Jan 15, 202524 references

The curated debate arc centers on whether Muslims can coherently claim to follow Jesus while rejecting key claims attributed to him in Christian scripture, and how the Quran’s statements about Jesus and earlier revelation should be read. Early exchanges focused on Jesus as the Messiah: the Christian side used Quran 3:45 to challenge a claim that Quranic references to the Messiah point to a later figure rather than Jesus son of Mary in the Mary narrative. The discussion then moved through the virgin conception, with Luke 1:35 and Numbers 23:19 used to explain and defend the Christian claim that Mary conceived by divine power rather than sexual means.

A recurring exchange concerned what Jesus taught. Muslim participants appealed to Jesus’ message of love, Quranic descriptions of Jesus easing Torah requirements and announcing Ahmad, and Bible passages such as Matthew 22:39, Matthew 26:39, and John 16:7 to argue that Muslims follow Jesus through monotheism, prayer, moral teaching, and Muhammad’s foretold coming.
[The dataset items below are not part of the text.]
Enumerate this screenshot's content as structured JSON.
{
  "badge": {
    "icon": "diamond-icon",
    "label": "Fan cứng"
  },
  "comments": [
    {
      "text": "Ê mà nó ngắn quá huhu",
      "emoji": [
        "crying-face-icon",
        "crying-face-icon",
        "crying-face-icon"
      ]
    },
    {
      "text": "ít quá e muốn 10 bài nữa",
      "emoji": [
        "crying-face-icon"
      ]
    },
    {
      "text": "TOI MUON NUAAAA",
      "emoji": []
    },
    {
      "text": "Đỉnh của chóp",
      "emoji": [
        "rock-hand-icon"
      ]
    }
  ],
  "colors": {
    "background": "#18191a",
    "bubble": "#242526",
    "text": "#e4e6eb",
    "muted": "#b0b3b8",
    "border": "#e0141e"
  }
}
The Christian side responded by pressing Johannine claims about Jesus coming from heaven, being the Son, granting eternal life, and raising believers on the last day, especially from John 6:38-40 and John 6:40, and contrasted these with Quran 9:30’s condemnation of calling Jesus the Son of God.

A major middle section disputed whether the Gospel/Injil was lost, changed, or still available and authoritative in Muhammad’s time. The Muslim side cited Quran 15:9 for Quranic preservation, Quran 5:47 for Christians judging by their own book, and later Quran 5:48 for the Quran as criterion/guardian over previous scriptures. The Christian side used Quran 7:157 to argue that the Torah and Gospel were present with Jews and Christians in Muhammad’s time, raised Quran 5:116 to question whether it proves the Injil denied Jesus’ divinity, and used Quran 21:48 and Quran 10:94 to challenge the idea that “criterion” uniquely belongs to the Quran or that the Quran functions as the sole external test of prior scripture.

The Paraclete passages formed a concentrated exchange: the Muslim side used John 16:7 to support identifying the promised helper with Muhammad, while the Christian side responded with John 14:16 and John 15:26 to argue that the Paraclete is sent by the Father and Son and proceeds from the Father, making the identification with Muhammad difficult. The final curated section returned to textual corruption: the Muslim side cited Quran 2:79 and 5:44 to argue that some people fabricated or failed to preserve scripture, while the Christian side used Quran 3:78 and Sahih al-Bukhari 6819 to argue that the issue is deceptive handling, misquotation, or concealment of scripture rather than corruption of the Torah/Gospel text itself.